Alfredo Zitarrosa, nació en Montevideo, Uruguay, el 10 de marzo de 1936. Se inicia como cantor profesional en el Perú, en 1963, cuando a instancias de un amigo suyo se presenta en un programa televisivo de la ciudad de Lima.  Su debut como cantor profesional en Montevideo, tuvo lugar en el auditorio del SODRE (Servicio Oficial de Difusión Radioeléctrica) en 1964. Su primer disco publicado, “Canta Zitarrosa”, abrió el camino de la difusión de la música nacional de este género en su tierra, compitiendo en ventas con el fenómeno popular de la época: los “Beatles”. Fue un militante defensor de los derechos de los artistas nacionales y de la producción de estos, como las de Viglietti, Los Olimareños, Capella, Palacios, entre otros, representativos como él del sentir nacional. Desde 1965 hasta 1988 grabó aproximadamente cuarenta discos larga duración, en diferentes países, fundamentalmente en Uruguay y Argentina.

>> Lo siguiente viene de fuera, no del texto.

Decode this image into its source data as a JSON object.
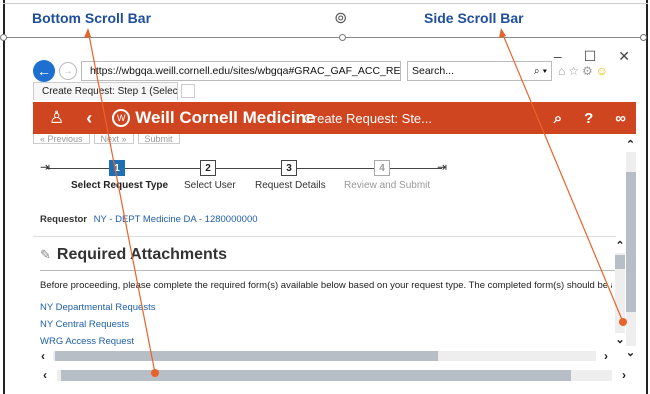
{
  "annotations": {
    "left_label": "Bottom Scroll Bar",
    "right_label": "Side Scroll Bar",
    "center_icon": "mouse-pointer-icon",
    "line_color": "#e8632b"
  },
  "browser": {
    "window_controls": [
      "–",
      "☐",
      "✕"
    ],
    "url": "https://wbgqa.weill.cornell.edu/sites/wbgqa#GRAC_GAF_ACC_REQ",
    "search_placeholder": "Search...",
    "tab_title": "Create Request: Step 1 (Selec..."
  },
  "app": {
    "brand": "Weill Cornell Medicine",
    "page_title": "Create Request: Ste...",
    "header_color": "#cf4520",
    "step_buttons": [
      "« Previous",
      "Next »",
      "Submit"
    ]
  },
  "stepper": {
    "steps": [
      {
        "number": "1",
        "label": "Select Request Type",
        "state": "active"
      },
      {
        "number": "2",
        "label": "Select User",
        "state": "normal"
      },
      {
        "number": "3",
        "label": "Request Details",
        "state": "normal"
      },
      {
        "number": "4",
        "label": "Review and Submit",
        "state": "disabled"
      }
    ]
  },
  "requestor": {
    "label": "Requestor",
    "value": "NY - DEPT Medicine DA - 1280000000"
  },
  "attachments": {
    "heading": "Required Attachments",
    "instructions": "Before proceeding, please complete the required form(s) available below based on your request type.  The completed form(s) should be atta",
    "links": [
      "NY Departmental Requests",
      "NY Central Requests",
      "WRG Access Request"
    ]
  }
}
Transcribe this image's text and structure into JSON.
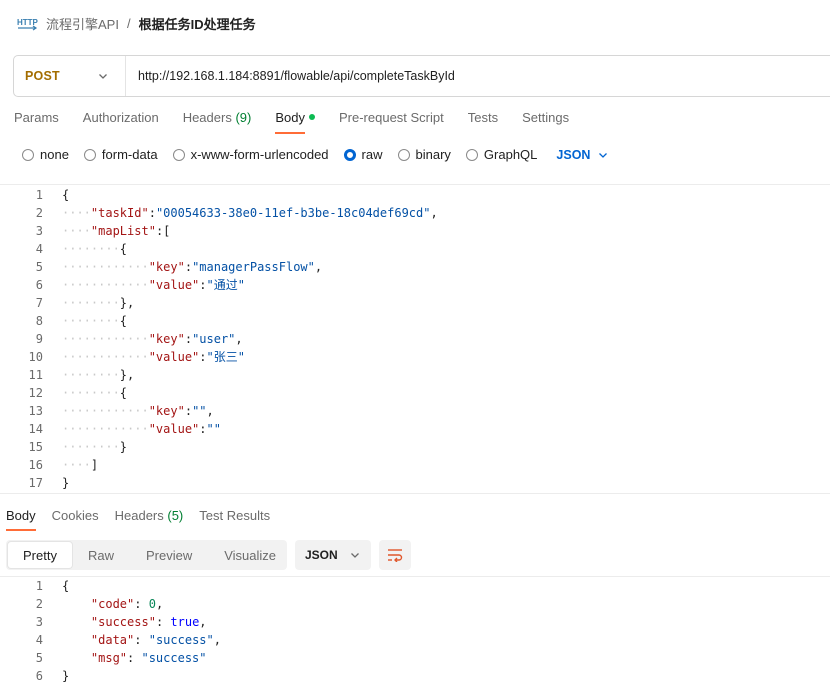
{
  "breadcrumb": {
    "icon": "http-request-icon",
    "parent": "流程引擎API",
    "separator": "/",
    "current": "根据任务ID处理任务"
  },
  "request": {
    "method": "POST",
    "url": "http://192.168.1.184:8891/flowable/api/completeTaskById"
  },
  "request_tabs": [
    {
      "label": "Params",
      "count": ""
    },
    {
      "label": "Authorization",
      "count": ""
    },
    {
      "label": "Headers",
      "count": "(9)"
    },
    {
      "label": "Body",
      "count": "",
      "active": true
    },
    {
      "label": "Pre-request Script",
      "count": ""
    },
    {
      "label": "Tests",
      "count": ""
    },
    {
      "label": "Settings",
      "count": ""
    }
  ],
  "body_types": [
    {
      "label": "none",
      "selected": false
    },
    {
      "label": "form-data",
      "selected": false
    },
    {
      "label": "x-www-form-urlencoded",
      "selected": false
    },
    {
      "label": "raw",
      "selected": true
    },
    {
      "label": "binary",
      "selected": false
    },
    {
      "label": "GraphQL",
      "selected": false
    }
  ],
  "body_format": "JSON",
  "request_body_lines": [
    "{",
    "    \"taskId\":\"00054633-38e0-11ef-b3be-18c04def69cd\",",
    "    \"mapList\":[",
    "        {",
    "            \"key\":\"managerPassFlow\",",
    "            \"value\":\"通过\"",
    "        },",
    "        {",
    "            \"key\":\"user\",",
    "            \"value\":\"张三\"",
    "        },",
    "        {",
    "            \"key\":\"\",",
    "            \"value\":\"\"",
    "        }",
    "    ]",
    "}"
  ],
  "response_tabs": [
    {
      "label": "Body",
      "count": "",
      "active": true
    },
    {
      "label": "Cookies",
      "count": ""
    },
    {
      "label": "Headers",
      "count": "(5)"
    },
    {
      "label": "Test Results",
      "count": ""
    }
  ],
  "response_views": [
    {
      "label": "Pretty",
      "active": true
    },
    {
      "label": "Raw"
    },
    {
      "label": "Preview"
    },
    {
      "label": "Visualize"
    }
  ],
  "response_format": "JSON",
  "response_body_lines": [
    "{",
    "    \"code\": 0,",
    "    \"success\": true,",
    "    \"data\": \"success\",",
    "    \"msg\": \"success\"",
    "}"
  ],
  "colors": {
    "method": "#a36d00",
    "accent_tab": "#ff6c37",
    "radio_selected": "#0265d2",
    "json_key": "#a31515",
    "json_string": "#0451a5",
    "json_number": "#098658",
    "json_bool": "#0000ff",
    "count": "#007f31",
    "body_dot": "#0cbb52"
  }
}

Debido a su militancia política su canción es prohibida en Uruguay a partir de las elecciones de 1971 (prohibición que se consolida con el establecimiento de la dictadura cívico-militar el 27 de junio de 1973). Con el recrudecimiento de la persecución, habiendo sido convencido de que su canto sólo sería útil a la causa del pueblo desde fuera, debe salir al exilio en 1976, primero rumbo a Argentina, hasta el comienzo de la dictadura militar en aquel país, hasta que debe partir (por la misma causa que del Uruguay) para radicar en España donde estuvo residiendo hasta abril de 1979. Levantada la prohibición de su canto en Argentina en 1983, es contratado para realizar un recital en ese país, oportunidad que es aprovechada por Zitarrosa para acercarse a su tierra, pasando a residir en Buenos Aires, hasta el momento que fuera posible su regreso al Uruguay. Una vez en su tierra realiza conciertos por todo el país y edita nuevos trabajos discográficos. Su temprano y sorpresivo fallecimiento, en Montevideo, el 17 de enero de 1989, repercutió tan hondamente en el pueblo, en toda la comunidad hispano y latinoamericana, y en otros tantos países, al extremo tal que “el mundo entero fue una limpia e inmensa lágrima”.